Ultimately, the very force intended to project power becomes the primary engine of economic exhaustion, leaving the nation vulnerable to internal collapse and unable to defend its own borders against more focused, fiscally stable rivals.

kitkatmia's avatar

we are here now!

Art B.'s avatar

Yes. Now what?

Patrick's avatar

As you said, Trump enacting a blockade is an act of war. It is very worrying. Could we see Chinese naval forces in the region to escort ships through our blockade? It'll either fall apart immediately or represent a new level of danger. I bet oil prices spike, the stock market dramatically falls, and Trump backs down. But it is still concerning because he's demented, evil, and cornered.

These fuckers Kushner and Witkoff, and all the Trumps, need to pay a price after this. And all the billionaires who have backed this regime need to be held to account and punished when we have a Democratic president. There needs to be a day of reckoning.

If we get a good result in Hungary, and Orban actually leaves, this will make Trump even more desperate. I would bet at that point the real firings start, beginning with Gabbard.

I'll be post carding later at least for awhile.

Mark Epping-Jordan's avatar

"And this morning Trump escalated, broke the cease fire, and launched a naval blockade of the Strait of Hormuz"

Typical Trump move - the Strait is basically already fully blocked by Iran so he can claim that his blockade of it is what stopped all the traffic when there wasn't any traffic already. The rooster who takes credit for the sun rising. Utterly pathetic.

Hical's avatar

Like a thief stealing in the night, Trump once again believes he can take what is not his to take. There will be no blockade, and no robbery on the high seas. There is no “deal” (these things were once called treaties, agreements, accords) because the ludicrous US lineup in Pakistan was a joke next to the tough, focused, disciplined, and serious Iranian representatives who showed up. We should buckle up. This is an explicit international crisis. It’s only getting worse from here.

Madam Geoffrin's avatar

Here’s my arm chair take on the Stable Genius’s naval blockade:

1. To cut off Iran’s revenue stream from its extortionist tolls.

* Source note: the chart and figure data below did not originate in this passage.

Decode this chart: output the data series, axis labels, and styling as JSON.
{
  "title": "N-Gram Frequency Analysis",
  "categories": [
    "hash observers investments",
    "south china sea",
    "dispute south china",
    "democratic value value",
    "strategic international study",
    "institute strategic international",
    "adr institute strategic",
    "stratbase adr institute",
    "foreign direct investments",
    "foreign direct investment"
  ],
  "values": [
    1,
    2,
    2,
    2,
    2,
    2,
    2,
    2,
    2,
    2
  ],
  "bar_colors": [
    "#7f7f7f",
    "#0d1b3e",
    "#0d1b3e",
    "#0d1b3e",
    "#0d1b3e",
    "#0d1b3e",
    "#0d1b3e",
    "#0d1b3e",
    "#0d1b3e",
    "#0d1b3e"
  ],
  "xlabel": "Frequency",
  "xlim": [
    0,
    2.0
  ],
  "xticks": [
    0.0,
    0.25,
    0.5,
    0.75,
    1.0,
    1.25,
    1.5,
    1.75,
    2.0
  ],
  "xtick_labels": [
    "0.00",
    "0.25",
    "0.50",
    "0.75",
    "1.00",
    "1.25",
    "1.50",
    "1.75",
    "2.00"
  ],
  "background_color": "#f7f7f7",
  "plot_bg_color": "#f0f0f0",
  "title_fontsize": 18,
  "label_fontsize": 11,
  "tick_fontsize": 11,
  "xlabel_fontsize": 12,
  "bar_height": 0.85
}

2. To cripple the global economy to punish countries (especially NATO) for not bailing out his fat ass previously.

If only Fred Trump had hugged him.

🤞for Hungary. 🇭🇺

Susan Troy's avatar

From Hawaii: “No war. No haters. No demented dictators.” I just witnessed the most ethereal sunrise this morning. Clouds of gold laced with the pink of dawn. “No war. No haters. No demented dictators.”

Lisa Iannucci's avatar

So inspired by the current Hungary results, by Simon's report, and by this great essay by Dr. Ben-Ghiat. https://lucid.substack.com/p/orban-made-in-hungary-america-and

Looking forward to hearing from Simon, Jen & Norm tomorrow. Enjoyed a relaxing day at the ballpark yesterday. I don't care what anyone says, there is something restorative about baseball on a spring day, especially in the minor leagues where the ballparks are often in actual neighborhoods. Keep going!